I’m printing a very large plate of a linear illustration. The poster size is 18×24 and the plate is almost that size. I’m using my SP-20. The problem I’m having is, right in the middle of the form, I’m not getting solid ink coverage. It’s almost exactly in the center. My rollers are only 4 years old, although I suppose it’s possible they have shrunk a little. To get the middle to ink properly, I’ve had to really lower the rollers. The problem with that is then the ink coverage is so heavy on all 4 sides that it looks like crap and is slurring off and building up on the edges. Not good. I’m not sure what to do. The illustration is all connected lines, so I can’t pull out a piece and print in a second pass.
To make matters more fun, I’m running a 3-color split fountain. I was thinking of running the colors separately. Would they blend properly? The issue would still remain with the very center of the poster, as the middle color is very heavy on the leading and end of the sheet, but too light in the very middle. I just don’t know how to compensate for this. It doesn’t seem as if makeready on the packing would solve it as impression is fine.
I should also add that I can’t just pull up the plate and add some paper behind that section. It’s mounted on a wood board. If I pull it up, tons of little pieces of the wood come with it and that’d be it for the plate.
Help!
I exclusively use mineral spirits for wash up. Maybe that’s bad?
The plates are commercially produced but the board is a large fine chipboard panel from Home Depot. I continually struggle with these large plates as I have to shim them to type high with a lot of chipboard and other papers.

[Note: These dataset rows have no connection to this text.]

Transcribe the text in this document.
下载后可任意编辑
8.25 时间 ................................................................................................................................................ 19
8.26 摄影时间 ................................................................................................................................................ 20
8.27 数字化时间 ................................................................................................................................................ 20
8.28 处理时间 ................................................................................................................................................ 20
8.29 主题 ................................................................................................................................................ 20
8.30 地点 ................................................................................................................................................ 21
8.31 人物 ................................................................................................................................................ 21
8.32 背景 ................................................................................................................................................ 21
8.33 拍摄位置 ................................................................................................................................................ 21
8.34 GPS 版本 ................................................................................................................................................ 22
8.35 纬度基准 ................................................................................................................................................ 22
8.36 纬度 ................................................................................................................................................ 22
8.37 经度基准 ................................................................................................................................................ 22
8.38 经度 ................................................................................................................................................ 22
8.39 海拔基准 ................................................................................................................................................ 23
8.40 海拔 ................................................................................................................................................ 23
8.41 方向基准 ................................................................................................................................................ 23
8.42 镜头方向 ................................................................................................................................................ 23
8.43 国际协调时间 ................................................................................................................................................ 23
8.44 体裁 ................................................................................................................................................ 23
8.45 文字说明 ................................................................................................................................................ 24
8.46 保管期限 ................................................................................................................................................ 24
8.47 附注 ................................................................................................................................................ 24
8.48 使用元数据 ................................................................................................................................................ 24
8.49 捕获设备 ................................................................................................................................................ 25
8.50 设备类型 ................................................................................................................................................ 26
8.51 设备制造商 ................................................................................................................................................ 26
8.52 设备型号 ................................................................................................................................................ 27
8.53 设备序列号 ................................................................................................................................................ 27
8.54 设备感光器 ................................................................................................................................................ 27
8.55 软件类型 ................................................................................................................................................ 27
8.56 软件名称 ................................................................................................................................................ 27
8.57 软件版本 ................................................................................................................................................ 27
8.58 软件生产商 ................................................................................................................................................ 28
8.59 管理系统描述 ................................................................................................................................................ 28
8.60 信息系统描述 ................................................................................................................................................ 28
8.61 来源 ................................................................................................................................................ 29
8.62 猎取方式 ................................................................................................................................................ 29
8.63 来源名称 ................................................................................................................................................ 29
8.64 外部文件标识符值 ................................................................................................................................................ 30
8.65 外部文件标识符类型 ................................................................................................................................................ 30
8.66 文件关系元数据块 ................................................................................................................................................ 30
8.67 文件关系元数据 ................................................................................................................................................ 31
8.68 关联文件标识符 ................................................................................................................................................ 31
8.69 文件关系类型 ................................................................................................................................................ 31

I’d love to find a source of nearly type high wood that I can mount plates on. I can’t afford a boxcar base of that size, although that would probably solve a lot of my problems.
As I check the panel flat on the bed, there is a little movement from left to right corner, so that may account for some of the problems as well. I tried to fix it in as tightly as possible with quoins to minimize the movement, but it didn’t solve it all. To get by, I double and triple rolled the form to make sure enough ink was on the plate.
That’s true, Katie. I neglected to ask whether the plate is a commercially produced magnesium or copper plate, or a homemade polymer and wood combination. MFD (medium density fiberboard) has the greatest uniformity, but still has a .0005″ tolerance. Jonathan?
Couldn’t this also be caused by a slightly warped wood base? It’s very difficult to get a large wood base to be planed to a consistent height over its entire area. I would try printing another form (with one ink for the test), something small that you know to be type high (consistently), something you could move around to different positions on the bed. Then see if you are still getting variations in inking. If the rollers are bad, you should see uneven inking in the parts of the form under those bad spots. If you don’t see this, then perhaps the form (plate mounted on wood) is the issue.
Jonathan, you know what the answer is: new rollers. Yours seem to be out of shape. Splitting a fountain job won’t work for critical jobs. Hard to say, why they haven’t lasted. Too much fluorescent light or sunlight, wrong solvent.